亮太郎は男を仰ぎ見た。男の首から上には何も無い。代わりに血が溢れている。男の頭はアスファルトの地面に転がっていた。
 残った男の体の背後で何かが動いた。それは数メートルもある巨大なカマキリだった。
 叫び声すら出なかった。ばたん、と男の体が地面に倒れる。恐怖。両の膝が笑っていた。ガクガクと震えるだけで言うことを聞いてくれない。逃げなきゃ!と思うのに体は動かなかった。
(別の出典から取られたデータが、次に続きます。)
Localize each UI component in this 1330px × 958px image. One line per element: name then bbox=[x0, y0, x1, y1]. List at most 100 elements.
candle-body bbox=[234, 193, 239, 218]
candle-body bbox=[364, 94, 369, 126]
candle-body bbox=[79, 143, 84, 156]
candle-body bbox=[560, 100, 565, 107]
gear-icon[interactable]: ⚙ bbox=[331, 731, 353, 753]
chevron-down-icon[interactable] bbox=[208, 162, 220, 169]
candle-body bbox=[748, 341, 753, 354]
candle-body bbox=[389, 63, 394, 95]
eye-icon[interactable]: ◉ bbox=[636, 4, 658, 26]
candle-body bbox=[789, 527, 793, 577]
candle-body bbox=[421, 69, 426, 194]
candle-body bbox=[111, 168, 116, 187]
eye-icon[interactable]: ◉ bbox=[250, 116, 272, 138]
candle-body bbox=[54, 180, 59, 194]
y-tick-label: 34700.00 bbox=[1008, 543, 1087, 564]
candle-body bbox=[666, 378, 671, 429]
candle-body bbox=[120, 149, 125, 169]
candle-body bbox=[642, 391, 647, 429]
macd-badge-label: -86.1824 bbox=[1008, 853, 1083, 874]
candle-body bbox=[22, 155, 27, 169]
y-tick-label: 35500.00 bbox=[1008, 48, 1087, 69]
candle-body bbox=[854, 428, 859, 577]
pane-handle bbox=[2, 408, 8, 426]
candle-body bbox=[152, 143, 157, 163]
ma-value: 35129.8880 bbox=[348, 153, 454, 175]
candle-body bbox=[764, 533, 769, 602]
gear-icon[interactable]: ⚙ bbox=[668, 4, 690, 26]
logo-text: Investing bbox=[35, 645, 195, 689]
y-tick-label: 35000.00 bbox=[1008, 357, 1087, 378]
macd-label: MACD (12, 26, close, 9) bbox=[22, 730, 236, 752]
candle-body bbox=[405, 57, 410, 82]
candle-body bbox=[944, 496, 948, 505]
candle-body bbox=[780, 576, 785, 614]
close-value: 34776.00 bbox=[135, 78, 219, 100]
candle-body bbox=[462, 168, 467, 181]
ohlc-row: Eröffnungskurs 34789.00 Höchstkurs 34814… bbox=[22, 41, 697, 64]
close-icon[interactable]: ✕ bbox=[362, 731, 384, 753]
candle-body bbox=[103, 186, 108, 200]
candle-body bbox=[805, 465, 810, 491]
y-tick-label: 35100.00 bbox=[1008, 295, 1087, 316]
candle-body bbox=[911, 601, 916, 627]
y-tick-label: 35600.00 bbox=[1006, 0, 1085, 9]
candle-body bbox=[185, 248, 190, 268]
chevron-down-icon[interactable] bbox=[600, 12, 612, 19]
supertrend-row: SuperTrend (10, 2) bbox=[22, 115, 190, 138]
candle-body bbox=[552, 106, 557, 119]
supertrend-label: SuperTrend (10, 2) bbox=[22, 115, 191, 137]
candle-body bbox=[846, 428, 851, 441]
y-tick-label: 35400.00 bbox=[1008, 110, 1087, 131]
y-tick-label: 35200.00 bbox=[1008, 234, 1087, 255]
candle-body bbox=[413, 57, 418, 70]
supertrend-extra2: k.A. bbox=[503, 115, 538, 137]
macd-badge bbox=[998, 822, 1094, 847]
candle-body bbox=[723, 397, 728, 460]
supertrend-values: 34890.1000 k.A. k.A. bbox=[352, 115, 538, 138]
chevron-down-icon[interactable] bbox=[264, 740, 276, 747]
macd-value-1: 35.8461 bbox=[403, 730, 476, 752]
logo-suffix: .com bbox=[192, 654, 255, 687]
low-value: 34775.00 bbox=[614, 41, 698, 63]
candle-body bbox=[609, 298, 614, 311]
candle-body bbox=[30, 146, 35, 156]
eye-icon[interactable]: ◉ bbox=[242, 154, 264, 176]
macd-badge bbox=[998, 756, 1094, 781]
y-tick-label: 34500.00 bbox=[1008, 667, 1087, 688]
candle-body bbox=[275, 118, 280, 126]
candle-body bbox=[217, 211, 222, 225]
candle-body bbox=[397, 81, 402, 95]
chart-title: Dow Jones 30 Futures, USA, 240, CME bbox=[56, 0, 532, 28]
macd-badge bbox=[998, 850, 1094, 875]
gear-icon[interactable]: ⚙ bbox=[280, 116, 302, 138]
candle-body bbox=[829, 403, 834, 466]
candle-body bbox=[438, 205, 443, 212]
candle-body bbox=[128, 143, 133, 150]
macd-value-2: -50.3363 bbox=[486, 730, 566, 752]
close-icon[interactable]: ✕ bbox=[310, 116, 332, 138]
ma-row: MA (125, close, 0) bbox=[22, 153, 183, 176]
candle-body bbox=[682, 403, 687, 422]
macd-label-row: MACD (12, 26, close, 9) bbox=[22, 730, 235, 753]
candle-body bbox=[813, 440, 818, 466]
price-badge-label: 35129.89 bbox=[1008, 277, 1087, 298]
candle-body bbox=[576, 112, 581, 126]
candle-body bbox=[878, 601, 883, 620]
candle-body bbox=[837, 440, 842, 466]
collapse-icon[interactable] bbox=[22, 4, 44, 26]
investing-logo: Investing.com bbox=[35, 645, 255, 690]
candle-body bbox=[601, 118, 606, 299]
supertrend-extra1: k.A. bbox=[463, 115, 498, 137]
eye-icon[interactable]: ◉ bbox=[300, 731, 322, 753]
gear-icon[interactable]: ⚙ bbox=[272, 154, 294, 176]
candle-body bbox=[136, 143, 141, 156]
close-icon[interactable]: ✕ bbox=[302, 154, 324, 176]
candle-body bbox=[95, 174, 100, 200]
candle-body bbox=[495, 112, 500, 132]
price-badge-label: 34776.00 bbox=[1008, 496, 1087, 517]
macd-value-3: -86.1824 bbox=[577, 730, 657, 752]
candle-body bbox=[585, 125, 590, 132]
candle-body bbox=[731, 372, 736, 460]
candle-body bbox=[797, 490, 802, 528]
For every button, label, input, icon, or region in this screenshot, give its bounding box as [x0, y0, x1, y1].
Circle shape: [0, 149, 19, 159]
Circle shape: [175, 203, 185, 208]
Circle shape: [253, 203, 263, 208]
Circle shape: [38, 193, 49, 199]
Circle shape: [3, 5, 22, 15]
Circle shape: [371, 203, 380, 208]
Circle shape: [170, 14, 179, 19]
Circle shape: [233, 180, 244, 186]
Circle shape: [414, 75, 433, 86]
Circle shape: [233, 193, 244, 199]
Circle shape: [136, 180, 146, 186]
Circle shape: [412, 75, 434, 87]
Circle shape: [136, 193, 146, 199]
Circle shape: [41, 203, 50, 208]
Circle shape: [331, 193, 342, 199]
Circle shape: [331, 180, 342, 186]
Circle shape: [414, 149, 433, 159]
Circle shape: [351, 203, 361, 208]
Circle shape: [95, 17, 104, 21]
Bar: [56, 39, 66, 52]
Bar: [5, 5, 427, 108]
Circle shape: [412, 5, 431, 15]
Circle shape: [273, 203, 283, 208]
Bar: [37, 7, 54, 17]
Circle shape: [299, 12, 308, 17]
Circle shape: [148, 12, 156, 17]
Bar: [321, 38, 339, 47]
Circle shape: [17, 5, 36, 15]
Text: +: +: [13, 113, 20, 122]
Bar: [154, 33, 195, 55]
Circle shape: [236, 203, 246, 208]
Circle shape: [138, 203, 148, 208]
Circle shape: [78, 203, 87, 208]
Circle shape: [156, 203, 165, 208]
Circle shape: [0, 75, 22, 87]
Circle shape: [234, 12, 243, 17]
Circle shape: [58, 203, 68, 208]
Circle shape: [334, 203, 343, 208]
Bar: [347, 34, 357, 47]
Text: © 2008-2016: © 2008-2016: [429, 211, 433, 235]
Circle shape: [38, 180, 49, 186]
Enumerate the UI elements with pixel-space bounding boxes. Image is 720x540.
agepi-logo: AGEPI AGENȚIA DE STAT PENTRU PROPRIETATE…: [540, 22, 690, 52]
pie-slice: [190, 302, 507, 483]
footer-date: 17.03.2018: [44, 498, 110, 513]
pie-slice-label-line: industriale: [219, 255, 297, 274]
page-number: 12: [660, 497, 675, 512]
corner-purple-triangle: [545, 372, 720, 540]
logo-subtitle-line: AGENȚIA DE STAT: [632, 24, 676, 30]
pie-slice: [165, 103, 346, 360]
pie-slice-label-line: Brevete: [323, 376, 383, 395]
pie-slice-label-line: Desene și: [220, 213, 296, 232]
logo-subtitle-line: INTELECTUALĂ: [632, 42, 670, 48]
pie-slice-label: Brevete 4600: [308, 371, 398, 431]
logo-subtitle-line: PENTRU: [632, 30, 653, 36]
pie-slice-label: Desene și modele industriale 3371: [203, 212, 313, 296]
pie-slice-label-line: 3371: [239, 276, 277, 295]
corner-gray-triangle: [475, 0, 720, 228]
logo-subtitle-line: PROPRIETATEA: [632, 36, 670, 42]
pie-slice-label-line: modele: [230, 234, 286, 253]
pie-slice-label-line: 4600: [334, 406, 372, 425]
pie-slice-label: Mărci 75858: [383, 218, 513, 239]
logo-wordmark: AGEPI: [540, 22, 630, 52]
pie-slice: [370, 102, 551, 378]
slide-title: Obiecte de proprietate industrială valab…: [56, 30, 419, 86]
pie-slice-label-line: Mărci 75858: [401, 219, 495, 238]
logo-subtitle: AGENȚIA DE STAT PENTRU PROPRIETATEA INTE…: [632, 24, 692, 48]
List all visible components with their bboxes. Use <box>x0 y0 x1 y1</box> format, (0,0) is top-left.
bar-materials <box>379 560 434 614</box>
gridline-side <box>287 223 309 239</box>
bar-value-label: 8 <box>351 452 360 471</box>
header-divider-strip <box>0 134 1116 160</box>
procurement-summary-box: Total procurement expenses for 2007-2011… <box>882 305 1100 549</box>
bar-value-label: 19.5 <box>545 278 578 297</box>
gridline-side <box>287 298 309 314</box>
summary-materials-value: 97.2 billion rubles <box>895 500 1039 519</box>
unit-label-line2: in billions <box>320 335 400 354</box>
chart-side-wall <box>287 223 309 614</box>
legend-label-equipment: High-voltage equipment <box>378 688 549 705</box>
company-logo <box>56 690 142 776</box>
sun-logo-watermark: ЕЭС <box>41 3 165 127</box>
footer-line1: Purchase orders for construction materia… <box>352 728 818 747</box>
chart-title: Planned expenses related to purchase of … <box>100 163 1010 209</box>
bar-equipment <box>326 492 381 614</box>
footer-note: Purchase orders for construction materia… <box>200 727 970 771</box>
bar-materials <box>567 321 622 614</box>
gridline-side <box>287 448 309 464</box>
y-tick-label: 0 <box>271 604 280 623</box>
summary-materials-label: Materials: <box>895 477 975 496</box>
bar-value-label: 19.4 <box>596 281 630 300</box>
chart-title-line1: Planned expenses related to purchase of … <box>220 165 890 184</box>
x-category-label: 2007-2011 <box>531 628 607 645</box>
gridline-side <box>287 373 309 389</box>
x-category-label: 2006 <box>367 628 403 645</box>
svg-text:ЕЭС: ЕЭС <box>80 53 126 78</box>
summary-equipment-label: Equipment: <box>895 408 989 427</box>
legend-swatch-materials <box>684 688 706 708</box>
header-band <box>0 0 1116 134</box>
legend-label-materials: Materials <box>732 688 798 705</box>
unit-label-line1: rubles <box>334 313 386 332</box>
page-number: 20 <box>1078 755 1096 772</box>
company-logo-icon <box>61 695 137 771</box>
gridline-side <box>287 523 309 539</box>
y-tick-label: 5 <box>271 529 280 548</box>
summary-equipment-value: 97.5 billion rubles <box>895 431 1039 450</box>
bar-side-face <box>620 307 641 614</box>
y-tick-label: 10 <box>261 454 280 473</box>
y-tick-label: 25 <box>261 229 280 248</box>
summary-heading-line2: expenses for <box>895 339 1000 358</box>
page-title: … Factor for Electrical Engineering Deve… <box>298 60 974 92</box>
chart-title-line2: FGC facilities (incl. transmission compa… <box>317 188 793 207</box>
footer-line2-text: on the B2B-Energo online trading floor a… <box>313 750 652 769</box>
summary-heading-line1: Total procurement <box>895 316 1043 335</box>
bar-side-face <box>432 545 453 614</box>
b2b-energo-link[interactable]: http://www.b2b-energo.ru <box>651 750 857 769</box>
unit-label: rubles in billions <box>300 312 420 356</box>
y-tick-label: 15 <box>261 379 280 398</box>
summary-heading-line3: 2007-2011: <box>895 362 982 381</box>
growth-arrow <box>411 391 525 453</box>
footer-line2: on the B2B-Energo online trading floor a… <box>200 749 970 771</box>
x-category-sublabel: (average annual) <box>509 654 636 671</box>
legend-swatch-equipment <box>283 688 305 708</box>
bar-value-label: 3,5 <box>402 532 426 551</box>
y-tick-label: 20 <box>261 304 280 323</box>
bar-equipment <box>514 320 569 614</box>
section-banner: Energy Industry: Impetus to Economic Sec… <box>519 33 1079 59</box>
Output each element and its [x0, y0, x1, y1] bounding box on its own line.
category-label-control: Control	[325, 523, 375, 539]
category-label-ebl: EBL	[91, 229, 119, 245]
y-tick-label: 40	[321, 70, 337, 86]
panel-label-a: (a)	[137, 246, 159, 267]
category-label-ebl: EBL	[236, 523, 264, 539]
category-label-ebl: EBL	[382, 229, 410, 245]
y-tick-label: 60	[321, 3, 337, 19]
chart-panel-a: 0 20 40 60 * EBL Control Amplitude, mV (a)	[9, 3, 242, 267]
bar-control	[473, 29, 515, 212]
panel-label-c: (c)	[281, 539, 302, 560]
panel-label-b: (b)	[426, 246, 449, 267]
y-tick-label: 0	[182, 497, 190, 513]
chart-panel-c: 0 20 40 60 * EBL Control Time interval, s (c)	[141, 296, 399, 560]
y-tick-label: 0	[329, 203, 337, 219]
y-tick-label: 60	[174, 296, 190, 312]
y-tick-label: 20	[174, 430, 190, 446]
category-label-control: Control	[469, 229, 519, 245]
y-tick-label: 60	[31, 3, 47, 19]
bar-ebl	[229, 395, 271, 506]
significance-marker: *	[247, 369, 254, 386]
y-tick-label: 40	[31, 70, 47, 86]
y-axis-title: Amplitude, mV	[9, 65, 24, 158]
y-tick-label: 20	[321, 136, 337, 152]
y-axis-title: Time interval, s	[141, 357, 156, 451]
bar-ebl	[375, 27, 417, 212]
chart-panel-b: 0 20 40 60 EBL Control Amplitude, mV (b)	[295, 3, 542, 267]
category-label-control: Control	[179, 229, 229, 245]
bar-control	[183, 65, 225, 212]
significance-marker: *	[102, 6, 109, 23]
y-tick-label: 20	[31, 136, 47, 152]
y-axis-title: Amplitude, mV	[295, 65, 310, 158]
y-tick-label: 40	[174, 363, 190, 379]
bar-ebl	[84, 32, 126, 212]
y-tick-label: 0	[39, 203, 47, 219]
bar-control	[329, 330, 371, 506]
 カマキリの血に塗れた前脚(カマ)がゆっくりと動き出す。
 突然、亮太郎は走った。さっきまで固まっていた全身が嘘のように動く。全速力で走り続けた。後ろを見るのは怖いので振り向かない。走って走って走る。逃げなきゃ! それだけを思う。亮太郎は走った。無意識に 生きたい と思った。そう、願っていた。

 ***

 世界が暗転した。それは一瞬の出来事で、彼はもはやこれまでの日常が喪失(うしな)われたことを理解した。
 見たことのない怪物が街に蔓延り、人々を喰らう姿を目撃した。いずれ自分もあの中の“餌”のひとつになるのだろうか、と夢想する。
 彼は逃げ惑う人々を見下ろしていた。馬鹿なやつらだ、と思う。そして自分もそのうちのひとりであることを無意識下に理解しつつ、彼は魑魅魍魎が跋扈する街の闇に紛れていった。